The Commerce Department reported Friday that sales of new single-family homes climbed to a seasonally adjusted annual rate of 1.07 million in November, representing a 5.7 percent increase from October's level.
November's performance suprised analysts who were forecasting sales to go down.
New-home sales dropped by 4 percent in October to a seasonally adjusted rate of 1.01 million, but even with the decline sales were at a brisk level.
The housing market is one of the bright spots of this year's uneven economic recovery, due largely to low mortgage rates.
In November, the average interest rate on a 30-year fixed-rate mortgage was 6.07 percent, down from 6.66 percent for the same month a year ago. This week, rates on 30-year mortgages dropped to a new low of 5.93 percent, Freddie Mac, the mortgage giant reported Thursday.
Low mortgage rates this year have been feeding a flurry of home mortgage refinancing activity. The extra monthly cash consumers are saving by refinancing their mortgages at lower interest rates is helping to support consumer spending, which has been the main force keeping the economy going this year.
"Applications for refinancing, while off their peaks, remains high," Federal Reserve Chairman Alan Greenspan said in a speech last week. "Moreover, simply processing the backlog of earlier applications will take some time, and this factor alone suggests continued significant refinancing originations and cash-outs into the early months of 2003," he added.
Another factor motivating home buyers: Solid appreciation in housing values.
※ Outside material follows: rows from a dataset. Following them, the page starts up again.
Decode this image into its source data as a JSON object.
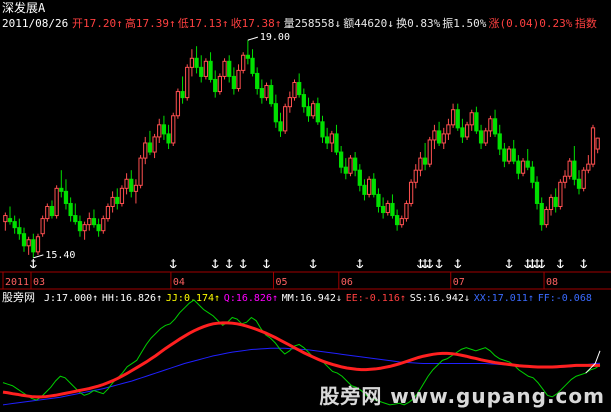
{
  "stock": {
    "name": "深发展A",
    "date": "2011/08/26",
    "fields": [
      {
        "label": "开",
        "value": "17.20",
        "arrow": "↑",
        "color": "#ff4040"
      },
      {
        "label": "高",
        "value": "17.39",
        "arrow": "↑",
        "color": "#ff4040"
      },
      {
        "label": "低",
        "value": "17.13",
        "arrow": "↑",
        "color": "#ff4040"
      },
      {
        "label": "收",
        "value": "17.38",
        "arrow": "↑",
        "color": "#ff4040"
      },
      {
        "label": "量",
        "value": "258558",
        "arrow": "↓",
        "color": "#e8e8e8"
      },
      {
        "label": "额",
        "value": "44620",
        "arrow": "↓",
        "color": "#e8e8e8"
      },
      {
        "label": "换",
        "value": "0.83%",
        "arrow": "",
        "color": "#e8e8e8"
      },
      {
        "label": "振",
        "value": "1.50%",
        "arrow": "",
        "color": "#e8e8e8"
      },
      {
        "label": "涨",
        "value": "(0.04)0.23%",
        "arrow": "",
        "color": "#ff4040"
      },
      {
        "label": "指数",
        "value": "",
        "arrow": "",
        "color": "#ff4040"
      }
    ]
  },
  "indicator": {
    "name": "股旁网",
    "fields": [
      {
        "label": "J:",
        "value": "17.000",
        "arrow": "↑",
        "color": "#ffffff"
      },
      {
        "label": "HH:",
        "value": "16.826",
        "arrow": "↑",
        "color": "#ffffff"
      },
      {
        "label": "JJ:",
        "value": "0.174",
        "arrow": "↑",
        "color": "#ffff00"
      },
      {
        "label": "Q:",
        "value": "16.826",
        "arrow": "↑",
        "color": "#ff00ff"
      },
      {
        "label": "MM:",
        "value": "16.942",
        "arrow": "↓",
        "color": "#ffffff"
      },
      {
        "label": "EE:",
        "value": "-0.116",
        "arrow": "↑",
        "color": "#ff4040"
      },
      {
        "label": "SS:",
        "value": "16.942",
        "arrow": "↓",
        "color": "#ffffff"
      },
      {
        "label": "XX:",
        "value": "17.011",
        "arrow": "↑",
        "color": "#3a6bff"
      },
      {
        "label": "FF:",
        "value": "-0.068",
        "arrow": "",
        "color": "#3a6bff"
      }
    ]
  },
  "watermark": "股旁网 www.gupang.com",
  "colors": {
    "up": "#ff5050",
    "down": "#00e000",
    "axis": "#a00000",
    "label": "#ff6060",
    "green_line": "#00d000",
    "red_line": "#ff2020",
    "blue_line": "#2020ff",
    "white_line": "#ffffff"
  },
  "chart_data": {
    "type": "candlestick",
    "x_ticks": [
      {
        "label": "2011",
        "index": 0
      },
      {
        "label": "03",
        "index": 6
      },
      {
        "label": "04",
        "index": 36
      },
      {
        "label": "05",
        "index": 58
      },
      {
        "label": "06",
        "index": 72
      },
      {
        "label": "07",
        "index": 96
      },
      {
        "label": "08",
        "index": 116
      }
    ],
    "annotations": [
      {
        "text": "19.00",
        "index": 52,
        "price": 19.0
      },
      {
        "text": "15.40",
        "index": 6,
        "price": 15.4
      }
    ],
    "ylim": [
      15.2,
      19.3
    ],
    "candles": [
      [
        16.0,
        16.15,
        15.85,
        16.1
      ],
      [
        16.05,
        16.25,
        15.95,
        16.0
      ],
      [
        16.0,
        16.1,
        15.8,
        15.9
      ],
      [
        15.9,
        16.05,
        15.7,
        15.8
      ],
      [
        15.8,
        15.9,
        15.5,
        15.6
      ],
      [
        15.6,
        15.75,
        15.45,
        15.7
      ],
      [
        15.7,
        15.8,
        15.4,
        15.5
      ],
      [
        15.5,
        15.8,
        15.45,
        15.75
      ],
      [
        15.8,
        16.1,
        15.75,
        16.05
      ],
      [
        16.05,
        16.3,
        16.0,
        16.25
      ],
      [
        16.25,
        16.35,
        16.05,
        16.1
      ],
      [
        16.1,
        16.6,
        16.05,
        16.55
      ],
      [
        16.55,
        16.85,
        16.4,
        16.5
      ],
      [
        16.5,
        16.7,
        16.2,
        16.3
      ],
      [
        16.3,
        16.4,
        16.0,
        16.1
      ],
      [
        16.1,
        16.3,
        15.95,
        16.0
      ],
      [
        16.0,
        16.1,
        15.75,
        15.85
      ],
      [
        15.85,
        16.0,
        15.7,
        15.95
      ],
      [
        15.95,
        16.15,
        15.85,
        16.05
      ],
      [
        16.05,
        16.2,
        15.9,
        15.95
      ],
      [
        15.95,
        16.05,
        15.75,
        15.85
      ],
      [
        15.85,
        16.1,
        15.8,
        16.05
      ],
      [
        16.05,
        16.3,
        16.0,
        16.25
      ],
      [
        16.25,
        16.5,
        16.15,
        16.4
      ],
      [
        16.4,
        16.55,
        16.2,
        16.3
      ],
      [
        16.3,
        16.6,
        16.25,
        16.55
      ],
      [
        16.55,
        16.8,
        16.45,
        16.7
      ],
      [
        16.7,
        16.85,
        16.4,
        16.5
      ],
      [
        16.5,
        16.7,
        16.3,
        16.6
      ],
      [
        16.6,
        17.1,
        16.55,
        17.05
      ],
      [
        17.05,
        17.4,
        16.95,
        17.3
      ],
      [
        17.3,
        17.5,
        17.1,
        17.15
      ],
      [
        17.15,
        17.45,
        17.05,
        17.4
      ],
      [
        17.4,
        17.7,
        17.3,
        17.6
      ],
      [
        17.6,
        17.75,
        17.35,
        17.45
      ],
      [
        17.45,
        17.6,
        17.2,
        17.3
      ],
      [
        17.3,
        17.8,
        17.25,
        17.75
      ],
      [
        17.75,
        18.2,
        17.7,
        18.15
      ],
      [
        18.15,
        18.4,
        17.95,
        18.05
      ],
      [
        18.05,
        18.6,
        18.0,
        18.55
      ],
      [
        18.55,
        18.85,
        18.4,
        18.7
      ],
      [
        18.7,
        18.9,
        18.45,
        18.55
      ],
      [
        18.55,
        18.75,
        18.3,
        18.4
      ],
      [
        18.4,
        18.7,
        18.35,
        18.65
      ],
      [
        18.65,
        18.8,
        18.3,
        18.35
      ],
      [
        18.35,
        18.5,
        18.05,
        18.15
      ],
      [
        18.15,
        18.45,
        18.1,
        18.4
      ],
      [
        18.4,
        18.7,
        18.35,
        18.65
      ],
      [
        18.65,
        18.75,
        18.3,
        18.4
      ],
      [
        18.4,
        18.55,
        18.1,
        18.2
      ],
      [
        18.2,
        18.6,
        18.15,
        18.5
      ],
      [
        18.5,
        18.8,
        18.45,
        18.75
      ],
      [
        18.75,
        19.0,
        18.6,
        18.7
      ],
      [
        18.7,
        18.85,
        18.4,
        18.45
      ],
      [
        18.45,
        18.55,
        18.1,
        18.2
      ],
      [
        18.2,
        18.35,
        17.95,
        18.05
      ],
      [
        18.05,
        18.3,
        18.0,
        18.25
      ],
      [
        18.25,
        18.35,
        17.9,
        17.95
      ],
      [
        17.95,
        18.1,
        17.55,
        17.65
      ],
      [
        17.65,
        17.8,
        17.4,
        17.5
      ],
      [
        17.5,
        17.95,
        17.45,
        17.9
      ],
      [
        17.9,
        18.15,
        17.8,
        18.05
      ],
      [
        18.05,
        18.35,
        18.0,
        18.3
      ],
      [
        18.3,
        18.45,
        18.05,
        18.1
      ],
      [
        18.1,
        18.2,
        17.8,
        17.9
      ],
      [
        17.9,
        18.05,
        17.65,
        17.75
      ],
      [
        17.75,
        18.0,
        17.7,
        17.95
      ],
      [
        17.95,
        18.05,
        17.6,
        17.65
      ],
      [
        17.65,
        17.75,
        17.3,
        17.4
      ],
      [
        17.4,
        17.55,
        17.2,
        17.3
      ],
      [
        17.3,
        17.5,
        17.15,
        17.45
      ],
      [
        17.45,
        17.6,
        17.1,
        17.15
      ],
      [
        17.15,
        17.25,
        16.8,
        16.9
      ],
      [
        16.9,
        17.05,
        16.7,
        16.8
      ],
      [
        16.8,
        17.1,
        16.75,
        17.05
      ],
      [
        17.05,
        17.15,
        16.75,
        16.85
      ],
      [
        16.85,
        16.95,
        16.5,
        16.6
      ],
      [
        16.6,
        16.7,
        16.35,
        16.45
      ],
      [
        16.45,
        16.75,
        16.4,
        16.7
      ],
      [
        16.7,
        16.8,
        16.4,
        16.45
      ],
      [
        16.45,
        16.55,
        16.15,
        16.25
      ],
      [
        16.25,
        16.4,
        16.05,
        16.15
      ],
      [
        16.15,
        16.35,
        16.1,
        16.3
      ],
      [
        16.3,
        16.45,
        16.05,
        16.1
      ],
      [
        16.1,
        16.2,
        15.85,
        15.95
      ],
      [
        15.95,
        16.1,
        15.9,
        16.05
      ],
      [
        16.05,
        16.35,
        16.0,
        16.3
      ],
      [
        16.3,
        16.7,
        16.25,
        16.65
      ],
      [
        16.65,
        16.95,
        16.55,
        16.85
      ],
      [
        16.85,
        17.15,
        16.75,
        17.05
      ],
      [
        17.05,
        17.3,
        16.85,
        16.95
      ],
      [
        16.95,
        17.4,
        16.9,
        17.35
      ],
      [
        17.35,
        17.6,
        17.2,
        17.5
      ],
      [
        17.5,
        17.65,
        17.25,
        17.3
      ],
      [
        17.3,
        17.55,
        17.2,
        17.45
      ],
      [
        17.45,
        17.7,
        17.35,
        17.6
      ],
      [
        17.6,
        17.95,
        17.55,
        17.85
      ],
      [
        17.85,
        17.95,
        17.5,
        17.55
      ],
      [
        17.55,
        17.7,
        17.3,
        17.4
      ],
      [
        17.4,
        17.65,
        17.35,
        17.6
      ],
      [
        17.6,
        17.85,
        17.5,
        17.8
      ],
      [
        17.8,
        17.9,
        17.45,
        17.5
      ],
      [
        17.5,
        17.6,
        17.2,
        17.3
      ],
      [
        17.3,
        17.55,
        17.25,
        17.5
      ],
      [
        17.5,
        17.75,
        17.4,
        17.7
      ],
      [
        17.7,
        17.85,
        17.4,
        17.45
      ],
      [
        17.45,
        17.6,
        17.1,
        17.2
      ],
      [
        17.2,
        17.3,
        16.9,
        17.0
      ],
      [
        17.0,
        17.25,
        16.95,
        17.2
      ],
      [
        17.2,
        17.35,
        16.95,
        17.0
      ],
      [
        17.0,
        17.1,
        16.7,
        16.8
      ],
      [
        16.8,
        17.05,
        16.75,
        17.0
      ],
      [
        17.0,
        17.2,
        16.85,
        16.9
      ],
      [
        16.9,
        17.0,
        16.55,
        16.65
      ],
      [
        16.65,
        16.75,
        16.2,
        16.3
      ],
      [
        16.3,
        16.4,
        15.85,
        15.95
      ],
      [
        15.95,
        16.25,
        15.9,
        16.2
      ],
      [
        16.2,
        16.45,
        16.1,
        16.4
      ],
      [
        16.4,
        16.55,
        16.15,
        16.25
      ],
      [
        16.25,
        16.7,
        16.2,
        16.65
      ],
      [
        16.65,
        16.85,
        16.55,
        16.75
      ],
      [
        16.75,
        17.05,
        16.7,
        17.0
      ],
      [
        17.0,
        17.25,
        16.6,
        16.7
      ],
      [
        16.7,
        16.85,
        16.45,
        16.55
      ],
      [
        16.55,
        16.9,
        16.5,
        16.85
      ],
      [
        16.85,
        17.1,
        16.8,
        16.95
      ],
      [
        16.95,
        17.6,
        16.9,
        17.55
      ],
      [
        17.2,
        17.39,
        17.13,
        17.38
      ]
    ],
    "markers": [
      6,
      36,
      45,
      48,
      51,
      56,
      66,
      76,
      89,
      90,
      91,
      93,
      97,
      108,
      112,
      113,
      114,
      115,
      119,
      124
    ],
    "indicator": {
      "ylim": [
        15.6,
        19.0
      ],
      "red": [
        16.1,
        16.08,
        16.05,
        16.03,
        16.0,
        15.98,
        15.96,
        15.95,
        15.95,
        15.96,
        15.98,
        16.0,
        16.03,
        16.06,
        16.09,
        16.12,
        16.15,
        16.18,
        16.21,
        16.25,
        16.29,
        16.34,
        16.4,
        16.46,
        16.53,
        16.61,
        16.69,
        16.78,
        16.87,
        16.96,
        17.05,
        17.15,
        17.25,
        17.36,
        17.47,
        17.57,
        17.67,
        17.77,
        17.86,
        17.95,
        18.03,
        18.1,
        18.16,
        18.21,
        18.25,
        18.27,
        18.28,
        18.28,
        18.27,
        18.25,
        18.22,
        18.18,
        18.13,
        18.08,
        18.02,
        17.96,
        17.89,
        17.82,
        17.74,
        17.66,
        17.58,
        17.5,
        17.42,
        17.34,
        17.27,
        17.2,
        17.13,
        17.07,
        17.02,
        16.97,
        16.93,
        16.89,
        16.86,
        16.84,
        16.82,
        16.81,
        16.81,
        16.82,
        16.83,
        16.85,
        16.88,
        16.91,
        16.95,
        16.99,
        17.04,
        17.09,
        17.14,
        17.19,
        17.23,
        17.26,
        17.29,
        17.31,
        17.32,
        17.32,
        17.31,
        17.29,
        17.26,
        17.23,
        17.19,
        17.16,
        17.12,
        17.09,
        17.06,
        17.03,
        17.01,
        16.99,
        16.97,
        16.95,
        16.93,
        16.92,
        16.91,
        16.9,
        16.89,
        16.89,
        16.89,
        16.89,
        16.9,
        16.91,
        16.92,
        16.93,
        16.94,
        16.94,
        16.94,
        16.94,
        16.94,
        16.94
      ],
      "green": [
        16.4,
        16.35,
        16.3,
        16.2,
        16.1,
        16.0,
        15.9,
        15.85,
        15.95,
        16.1,
        16.25,
        16.45,
        16.6,
        16.55,
        16.4,
        16.25,
        16.1,
        16.0,
        16.05,
        16.15,
        16.1,
        16.05,
        16.2,
        16.4,
        16.55,
        16.7,
        16.9,
        17.0,
        17.1,
        17.35,
        17.6,
        17.8,
        17.95,
        18.1,
        18.2,
        18.25,
        18.4,
        18.6,
        18.75,
        18.9,
        19.0,
        18.85,
        18.7,
        18.6,
        18.5,
        18.35,
        18.2,
        18.3,
        18.45,
        18.4,
        18.25,
        18.3,
        18.45,
        18.35,
        18.1,
        17.9,
        17.8,
        17.65,
        17.45,
        17.3,
        17.4,
        17.55,
        17.6,
        17.5,
        17.35,
        17.2,
        17.15,
        17.05,
        16.9,
        16.75,
        16.7,
        16.6,
        16.45,
        16.3,
        16.25,
        16.15,
        16.0,
        15.9,
        15.85,
        15.8,
        15.75,
        15.7,
        15.72,
        15.75,
        15.7,
        15.78,
        15.9,
        16.1,
        16.35,
        16.6,
        16.8,
        16.95,
        17.1,
        17.15,
        17.25,
        17.35,
        17.45,
        17.5,
        17.45,
        17.4,
        17.45,
        17.5,
        17.4,
        17.25,
        17.15,
        17.1,
        17.05,
        16.95,
        16.8,
        16.7,
        16.6,
        16.55,
        16.4,
        16.2,
        16.0,
        15.95,
        16.05,
        16.2,
        16.35,
        16.5,
        16.6,
        16.65,
        16.7,
        16.8,
        16.85,
        16.95
      ],
      "blue": [
        15.7,
        15.72,
        15.74,
        15.76,
        15.78,
        15.8,
        15.82,
        15.84,
        15.86,
        15.88,
        15.9,
        15.92,
        15.94,
        15.97,
        16.0,
        16.03,
        16.06,
        16.09,
        16.12,
        16.15,
        16.18,
        16.21,
        16.25,
        16.29,
        16.33,
        16.37,
        16.41,
        16.45,
        16.5,
        16.55,
        16.6,
        16.65,
        16.7,
        16.75,
        16.8,
        16.85,
        16.9,
        16.95,
        17.0,
        17.04,
        17.08,
        17.12,
        17.16,
        17.2,
        17.24,
        17.27,
        17.3,
        17.33,
        17.36,
        17.38,
        17.4,
        17.42,
        17.44,
        17.45,
        17.46,
        17.47,
        17.48,
        17.48,
        17.48,
        17.48,
        17.47,
        17.46,
        17.45,
        17.44,
        17.43,
        17.41,
        17.39,
        17.37,
        17.35,
        17.33,
        17.31,
        17.29,
        17.27,
        17.25,
        17.23,
        17.21,
        17.19,
        17.17,
        17.15,
        17.13,
        17.11,
        17.09,
        17.07,
        17.05,
        17.04,
        17.03,
        17.02,
        17.01,
        17.0,
        17.0,
        17.0,
        17.0,
        17.0,
        17.0,
        17.0,
        17.0,
        17.0,
        17.0,
        17.0,
        17.0,
        17.0,
        17.0,
        16.99,
        16.98,
        16.97,
        16.96,
        16.95,
        16.94,
        16.93,
        16.92,
        16.91,
        16.9,
        16.89,
        16.88,
        16.87,
        16.87,
        16.87,
        16.88,
        16.89,
        16.9,
        16.92,
        16.94,
        16.96,
        16.98,
        17.0,
        17.01
      ],
      "white_tail": [
        16.7,
        16.85,
        17.0,
        17.4
      ]
    }
  }
}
That offers people an attractive investment, especially given the turbulent stock market, economists say.
All these positive factors supporting consumer spending are helping to offset some negative ones, including a stagnant job market.
Keeping a close eye on the economic recovery, the Federal Reserve earlier this month decided to hold a key interest rate steady at a 41-year low of 1.25 percent. Economists believe the Fed will keep rates at that low level at its next meeting in late January.
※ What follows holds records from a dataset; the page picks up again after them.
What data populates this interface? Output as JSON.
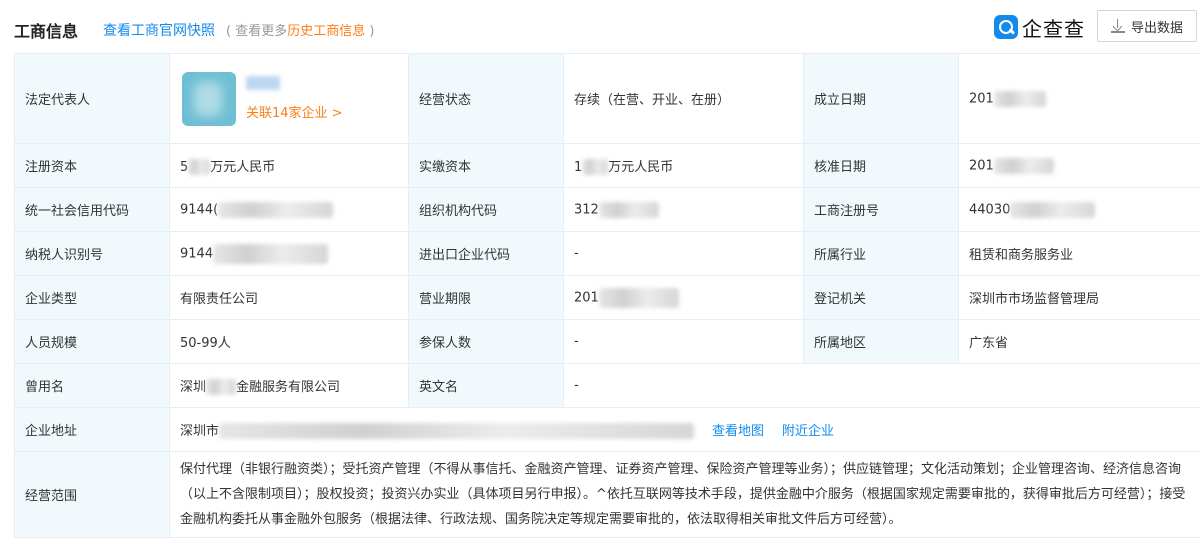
{
  "header": {
    "title": "工商信息",
    "snapshot_link": "查看工商官网快照",
    "sub_prefix": "( 查看更多",
    "sub_highlight": "历史工商信息",
    "sub_suffix": " )",
    "logo_text": "企查查",
    "export_label": "导出数据"
  },
  "rows": {
    "legal_rep": {
      "label": "法定代表人",
      "link": "关联14家企业 >"
    },
    "status": {
      "label": "经营状态",
      "value": "存续（在营、开业、在册）"
    },
    "est_date": {
      "label": "成立日期",
      "value": "201"
    },
    "reg_capital": {
      "label": "注册资本",
      "prefix": "5",
      "suffix": "万元人民币"
    },
    "paid_capital": {
      "label": "实缴资本",
      "prefix": "1",
      "suffix": "万元人民币"
    },
    "approve_date": {
      "label": "核准日期",
      "value": "201"
    },
    "credit_code": {
      "label": "统一社会信用代码",
      "value": "9144("
    },
    "org_code": {
      "label": "组织机构代码",
      "value": "312"
    },
    "reg_no": {
      "label": "工商注册号",
      "value": "44030"
    },
    "tax_id": {
      "label": "纳税人识别号",
      "value": "9144"
    },
    "import_code": {
      "label": "进出口企业代码",
      "value": "-"
    },
    "industry": {
      "label": "所属行业",
      "value": "租赁和商务服务业"
    },
    "company_type": {
      "label": "企业类型",
      "value": "有限责任公司"
    },
    "term": {
      "label": "营业期限",
      "value": "201"
    },
    "authority": {
      "label": "登记机关",
      "value": "深圳市市场监督管理局"
    },
    "staff": {
      "label": "人员规模",
      "value": "50-99人"
    },
    "insured": {
      "label": "参保人数",
      "value": "-"
    },
    "region": {
      "label": "所属地区",
      "value": "广东省"
    },
    "former_name": {
      "label": "曾用名",
      "prefix": "深圳",
      "suffix": "金融服务有限公司"
    },
    "english_name": {
      "label": "英文名",
      "value": "-"
    },
    "address": {
      "label": "企业地址",
      "value": "深圳市",
      "map_link": "查看地图",
      "nearby_link": "附近企业"
    },
    "scope": {
      "label": "经营范围",
      "value": "保付代理（非银行融资类）；受托资产管理（不得从事信托、金融资产管理、证券资产管理、保险资产管理等业务）；供应链管理；文化活动策划；企业管理咨询、经济信息咨询（以上不含限制项目）；股权投资；投资兴办实业（具体项目另行申报）。^依托互联网等技术手段，提供金融中介服务（根据国家规定需要审批的，获得审批后方可经营）；接受金融机构委托从事金融外包服务（根据法律、行政法规、国务院决定等规定需要审批的，依法取得相关审批文件后方可经营）。"
    }
  }
}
By keeping rates low, Fed policy-makers hope to keep consumers spending and induce businesses to boost investment, forces that would help economic growth.
By region, new-home sales surged by 41.2 percent in November from the previous month to a seasonally adjusted rate of 257,000 in the Midwest. In the South, sales rose 2.4 percent to a pace of 475,000. But in the Northeast, sales plunged 26.7 percent to a rate of 44,000 and in the West they dipped by 3.9 percent to a pace of 293,000.
The average price of a new home in November was $218,900, representing a 5.8 percent increase from the average price for the same month last year.
But November's average home price was down from the previous month. November's average new-home price of $218,900 marked a 2.9 percent decline from October's average price of $225,500.
The economy -- knocked down by last year's recession -- has been slowly getting back on its feet this year. But economic growth has been characterized by a seesaw pattern.
While consumers have been keeping the economy alive, businesses -- worried about profits and economic uncertainties, including a war with Iraq -- have been reluctant to make big investments, a key factor restraining the recovery.